Posted 20 Aug 2009 at 5:42 pm ¶
Robin D. wrote:
All of those twitter accounts are unofficial fan creations.
Posted 21 Aug 2009 at 10:42 pm ¶
Helen Ross/Ad Broad wrote:
Thanks for this really interesting post, Latoya. Robin D. is right–all of the Mad Men twitter feeds are fan created. I know because I am @BettyDraper. (Thanks to HighJive for the shout above.)
For me, tweeting as Betty is not only fun, it allows opportunity to give voice to women who had little voice at the time: pre-feminist suburban-bound housewives in the early 1960s.
But I am careful to keep my @BettyDraper in character with the Betty that Matt Weiner has created, the repressed, complex character played superbly by January Jones.
On the show, characters can’t say what they think unless they’re talking to another character. We, the audience, must infer their thoughts from long pauses or silent draws on a cigarette or from meaningful glances, as when Carla stares at the drink Don tops off while he offers her a ride to the station.
But on twitter, characters can reveal thoughts they can’t articulate on TV either due to ordinary contraints of the medium or the constraints of living in 1963. It’s important to remember that constraints imposed by the era are one of the keys to the success of the show. The story wouldn’t be nearly so gripping (or believable) if 1963 characters had 2009 sensibilities.
The commenter cocolamala suggests Clara could use her twitter feed to “critique how the writers treat her. or to spawn all sorts of subversive fan fic.”
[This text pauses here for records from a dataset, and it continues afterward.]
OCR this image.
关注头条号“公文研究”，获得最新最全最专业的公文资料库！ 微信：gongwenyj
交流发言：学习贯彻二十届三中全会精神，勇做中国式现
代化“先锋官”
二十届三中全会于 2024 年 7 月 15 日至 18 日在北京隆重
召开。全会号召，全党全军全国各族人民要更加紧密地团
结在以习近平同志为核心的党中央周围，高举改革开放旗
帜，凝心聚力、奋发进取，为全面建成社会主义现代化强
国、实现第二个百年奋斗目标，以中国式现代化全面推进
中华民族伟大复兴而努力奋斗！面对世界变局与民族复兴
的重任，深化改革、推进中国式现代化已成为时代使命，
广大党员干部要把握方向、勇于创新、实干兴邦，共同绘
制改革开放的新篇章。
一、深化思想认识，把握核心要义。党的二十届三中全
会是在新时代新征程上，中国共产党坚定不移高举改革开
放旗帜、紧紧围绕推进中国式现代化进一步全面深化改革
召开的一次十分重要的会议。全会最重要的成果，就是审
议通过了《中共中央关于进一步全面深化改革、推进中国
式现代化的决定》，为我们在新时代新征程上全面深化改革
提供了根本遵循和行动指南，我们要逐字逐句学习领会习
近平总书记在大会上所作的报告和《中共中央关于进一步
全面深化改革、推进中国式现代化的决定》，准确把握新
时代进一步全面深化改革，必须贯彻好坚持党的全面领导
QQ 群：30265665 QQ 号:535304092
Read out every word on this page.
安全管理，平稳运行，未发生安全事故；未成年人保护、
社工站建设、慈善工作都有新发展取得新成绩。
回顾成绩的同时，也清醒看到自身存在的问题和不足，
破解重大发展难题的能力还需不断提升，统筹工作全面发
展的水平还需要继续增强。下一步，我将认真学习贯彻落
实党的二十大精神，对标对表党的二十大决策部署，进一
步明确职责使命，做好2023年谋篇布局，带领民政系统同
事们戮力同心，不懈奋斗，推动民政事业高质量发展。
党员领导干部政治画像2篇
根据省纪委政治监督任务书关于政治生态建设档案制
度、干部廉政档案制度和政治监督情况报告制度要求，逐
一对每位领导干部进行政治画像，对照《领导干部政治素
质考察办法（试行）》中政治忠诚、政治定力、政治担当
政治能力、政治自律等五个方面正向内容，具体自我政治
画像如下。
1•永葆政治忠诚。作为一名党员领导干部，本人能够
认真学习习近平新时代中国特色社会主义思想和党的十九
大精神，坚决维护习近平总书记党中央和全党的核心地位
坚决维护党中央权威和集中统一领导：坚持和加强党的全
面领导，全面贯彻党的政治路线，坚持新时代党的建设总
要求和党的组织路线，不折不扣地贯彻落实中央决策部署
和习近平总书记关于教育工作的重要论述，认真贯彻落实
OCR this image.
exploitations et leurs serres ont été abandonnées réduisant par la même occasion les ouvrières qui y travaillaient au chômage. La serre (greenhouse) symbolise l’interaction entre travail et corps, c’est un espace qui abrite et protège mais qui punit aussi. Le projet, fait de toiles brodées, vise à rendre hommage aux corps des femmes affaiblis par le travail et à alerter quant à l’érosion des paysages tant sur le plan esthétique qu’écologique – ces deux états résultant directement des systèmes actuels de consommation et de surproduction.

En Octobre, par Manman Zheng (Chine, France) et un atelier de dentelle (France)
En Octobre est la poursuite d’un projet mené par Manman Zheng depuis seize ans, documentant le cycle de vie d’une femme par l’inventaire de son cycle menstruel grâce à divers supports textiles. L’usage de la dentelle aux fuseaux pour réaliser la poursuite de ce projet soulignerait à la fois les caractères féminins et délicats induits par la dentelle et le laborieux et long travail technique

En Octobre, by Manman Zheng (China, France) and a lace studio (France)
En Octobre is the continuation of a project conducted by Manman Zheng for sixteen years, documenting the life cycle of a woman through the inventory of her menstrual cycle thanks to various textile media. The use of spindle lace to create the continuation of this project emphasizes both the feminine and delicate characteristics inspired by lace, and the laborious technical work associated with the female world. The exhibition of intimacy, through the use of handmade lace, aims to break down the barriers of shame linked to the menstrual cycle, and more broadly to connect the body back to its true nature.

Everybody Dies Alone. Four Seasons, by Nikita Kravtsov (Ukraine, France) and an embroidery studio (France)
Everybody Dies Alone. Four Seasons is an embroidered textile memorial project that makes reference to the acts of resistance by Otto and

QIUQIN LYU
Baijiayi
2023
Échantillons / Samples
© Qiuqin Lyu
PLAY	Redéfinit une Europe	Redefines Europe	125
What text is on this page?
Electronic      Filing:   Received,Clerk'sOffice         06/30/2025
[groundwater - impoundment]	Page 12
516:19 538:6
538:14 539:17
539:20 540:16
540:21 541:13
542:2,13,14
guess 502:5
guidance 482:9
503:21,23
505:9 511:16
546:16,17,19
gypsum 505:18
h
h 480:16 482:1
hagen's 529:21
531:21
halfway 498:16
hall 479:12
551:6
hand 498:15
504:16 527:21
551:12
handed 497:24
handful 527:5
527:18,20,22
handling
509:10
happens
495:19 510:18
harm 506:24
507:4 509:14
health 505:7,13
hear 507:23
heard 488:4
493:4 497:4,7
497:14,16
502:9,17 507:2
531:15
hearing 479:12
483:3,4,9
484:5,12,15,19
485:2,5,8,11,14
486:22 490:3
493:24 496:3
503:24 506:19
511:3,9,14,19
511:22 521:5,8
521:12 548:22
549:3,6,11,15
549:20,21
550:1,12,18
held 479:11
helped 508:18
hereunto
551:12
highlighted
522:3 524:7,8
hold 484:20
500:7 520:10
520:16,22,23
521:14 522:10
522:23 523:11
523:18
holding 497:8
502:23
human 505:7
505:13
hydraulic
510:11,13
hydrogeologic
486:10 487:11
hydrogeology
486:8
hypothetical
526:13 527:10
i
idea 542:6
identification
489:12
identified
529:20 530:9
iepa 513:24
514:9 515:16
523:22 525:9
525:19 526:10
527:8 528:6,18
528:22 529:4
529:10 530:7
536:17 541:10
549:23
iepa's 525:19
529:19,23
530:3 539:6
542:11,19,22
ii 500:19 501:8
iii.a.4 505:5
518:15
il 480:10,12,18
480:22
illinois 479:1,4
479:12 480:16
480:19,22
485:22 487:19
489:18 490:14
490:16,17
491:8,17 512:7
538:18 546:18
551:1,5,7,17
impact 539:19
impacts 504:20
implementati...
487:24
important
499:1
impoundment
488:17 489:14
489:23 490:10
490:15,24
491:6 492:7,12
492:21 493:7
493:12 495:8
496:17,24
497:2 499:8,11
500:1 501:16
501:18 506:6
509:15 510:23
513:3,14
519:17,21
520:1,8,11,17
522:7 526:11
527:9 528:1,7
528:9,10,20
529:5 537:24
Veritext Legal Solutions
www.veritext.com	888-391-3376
But I think that would destroy the necessary illusion that Mad Men characters on Twitter are the same as they are on TV. Mad Men is the story of ordinary people living ordinary lives, doing the best with the cards they’ve been dealt. It isn’t a vehicle for polemics. It’s entertainment. But entertainment can prove to have the bigger impact. I once heard the head of the Ms. Foundation say that the movie Thelma and Louise did more for the women’s movement than 20 years of research studies and political tomes.
I forwarded your blog post to the person who writes @Carla_Madmen, curious about her thoughts. Which I’ve included in a post, for anyone interested.
http://adbroad.blogspot.com/2009/08/mad-mens-carla-raises-consciousness-140.html
Posted 22 Aug 2009 at 12:11 pm ¶
SAL wrote:
Latoya,
What did you think about the comments on The Root about your story on Mad Men? I felt like the majority of readers really wanted to give a pass on the portrayals of race in the show, even though it’s written by someone born in 1965 and, most importantly, the ad world and society are still extremely segregated. Just curious. I was very surprised at how defensive the comments were (or, actually, not). Dissapointed, really.